I returned to discover that there was no point in boarding the flight: It was heading back to Ketchikan, and I could have taken a direct flight in the evening from Ketchikan to Juneau, but the leg from Wrangell to Ketchikan was overloaded with seafood as well, and I wouldn't make it back to my home airport.

state ferry passing some of the Petersburg fishing fleet 
Fortunately, I learned that the Alaska Marine Highway (the state ferry) had a ship—the MV Matanuska—leaving Petersburg for Juneau that evening, so I ditched my incomplete Alaska Airlines ticket and walked back through Petersburg to the ferry terminal.

As it turns out, my long delay was more adventure than misadventure, and although my girlfriend and I were unexpectedly separated for a day, we reunited the next morning when the ferry came into Juneau.


With just about three thousand inhabitants, Petersburg seems like quite the small town to someone like me from Ketchikan. It only has a few tourist-oriented shops downtown, decorated with Scandinavian flair. Still, Petersburg is the fourth-largest town in Southeast Alaska, after Juneau, Ketchikan, and Sitka, and I was quite impressed by the size of Petersburg's fishing fleet: Fishing is what the town was founded for, and what it still thrives on.

Interestingly, I think Petersburg may also be the most "white" town in Southeast Alaska, in terms of having the lowest percentage of Alaska Natives as inhabitants.

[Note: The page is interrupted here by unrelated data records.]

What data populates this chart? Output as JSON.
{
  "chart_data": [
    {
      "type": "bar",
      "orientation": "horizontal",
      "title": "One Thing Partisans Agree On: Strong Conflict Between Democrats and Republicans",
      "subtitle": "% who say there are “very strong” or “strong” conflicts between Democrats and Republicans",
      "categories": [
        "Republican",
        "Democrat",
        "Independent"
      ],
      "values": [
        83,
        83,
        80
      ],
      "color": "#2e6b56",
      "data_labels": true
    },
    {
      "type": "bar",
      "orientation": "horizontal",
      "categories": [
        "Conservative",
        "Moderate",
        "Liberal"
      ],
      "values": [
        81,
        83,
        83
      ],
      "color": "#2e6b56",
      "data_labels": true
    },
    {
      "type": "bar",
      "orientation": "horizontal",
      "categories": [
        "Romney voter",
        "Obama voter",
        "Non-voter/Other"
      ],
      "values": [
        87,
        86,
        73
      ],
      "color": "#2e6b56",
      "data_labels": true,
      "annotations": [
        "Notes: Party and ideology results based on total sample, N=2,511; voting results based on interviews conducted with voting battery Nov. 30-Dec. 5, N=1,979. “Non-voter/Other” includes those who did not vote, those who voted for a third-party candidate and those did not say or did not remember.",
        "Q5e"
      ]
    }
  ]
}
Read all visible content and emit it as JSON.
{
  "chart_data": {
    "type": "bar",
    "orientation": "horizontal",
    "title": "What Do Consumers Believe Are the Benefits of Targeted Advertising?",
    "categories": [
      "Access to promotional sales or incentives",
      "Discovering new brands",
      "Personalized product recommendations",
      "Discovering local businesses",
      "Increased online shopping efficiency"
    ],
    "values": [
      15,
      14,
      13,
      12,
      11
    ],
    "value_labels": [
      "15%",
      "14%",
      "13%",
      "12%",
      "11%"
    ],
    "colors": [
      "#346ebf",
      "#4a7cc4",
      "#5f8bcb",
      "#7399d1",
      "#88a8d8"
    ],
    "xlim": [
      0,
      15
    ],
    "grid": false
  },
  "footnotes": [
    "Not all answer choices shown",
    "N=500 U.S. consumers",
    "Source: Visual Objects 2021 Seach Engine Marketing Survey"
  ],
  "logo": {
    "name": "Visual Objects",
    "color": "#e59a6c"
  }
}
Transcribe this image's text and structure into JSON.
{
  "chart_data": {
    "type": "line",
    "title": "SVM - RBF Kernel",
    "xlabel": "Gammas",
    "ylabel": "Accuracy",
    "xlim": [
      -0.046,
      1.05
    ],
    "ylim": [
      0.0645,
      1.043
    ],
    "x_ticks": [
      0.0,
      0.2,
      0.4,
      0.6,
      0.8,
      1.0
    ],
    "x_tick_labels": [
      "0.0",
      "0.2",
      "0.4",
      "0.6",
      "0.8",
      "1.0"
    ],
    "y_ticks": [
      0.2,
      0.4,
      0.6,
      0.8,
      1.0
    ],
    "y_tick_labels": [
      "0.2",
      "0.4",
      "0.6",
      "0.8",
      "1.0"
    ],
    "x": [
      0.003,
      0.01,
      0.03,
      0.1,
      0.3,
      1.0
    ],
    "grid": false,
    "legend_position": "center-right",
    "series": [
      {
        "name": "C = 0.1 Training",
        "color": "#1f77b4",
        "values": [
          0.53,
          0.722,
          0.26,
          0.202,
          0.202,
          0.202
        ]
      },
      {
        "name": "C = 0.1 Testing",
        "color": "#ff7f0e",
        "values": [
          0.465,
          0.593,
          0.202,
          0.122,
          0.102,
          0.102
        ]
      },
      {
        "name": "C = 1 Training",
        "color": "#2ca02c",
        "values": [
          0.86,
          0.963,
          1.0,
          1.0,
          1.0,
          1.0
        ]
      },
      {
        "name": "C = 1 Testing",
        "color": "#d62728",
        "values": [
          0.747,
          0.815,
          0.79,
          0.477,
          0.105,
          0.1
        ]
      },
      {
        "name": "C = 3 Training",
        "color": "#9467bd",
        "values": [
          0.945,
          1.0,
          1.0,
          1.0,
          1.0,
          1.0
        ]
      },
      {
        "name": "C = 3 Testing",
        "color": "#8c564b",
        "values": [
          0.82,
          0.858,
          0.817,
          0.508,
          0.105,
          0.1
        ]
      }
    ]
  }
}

Nevertheless, there were two very nice kootéeyaa (totem poles) in the center of town, honoring the area clans, and I did see several signs of Tlingit heritage peeking out of Petersburg's unique and proudly displayed Norwegian-ness.

I was happy to see a new library being constructed in the center of town: As I mentioned before, I love Ketchikan's new library, and this one is sure to bring its community together as well.

Sons of Norway hall viewed across Hammer Slough

As I've alluded to, Petersburg is steeped in Norwegian heritage. It was founded by Norwegian immigrant and fishing mogul Peter T. Buschmann around 1910, and it's stayed proudly Norwegian ever since.

There are some lovely houses in Petersburg too, as well as quite a few bed and breakfasts. To the right is a photo of what was probably my favorite out of the houses I saw.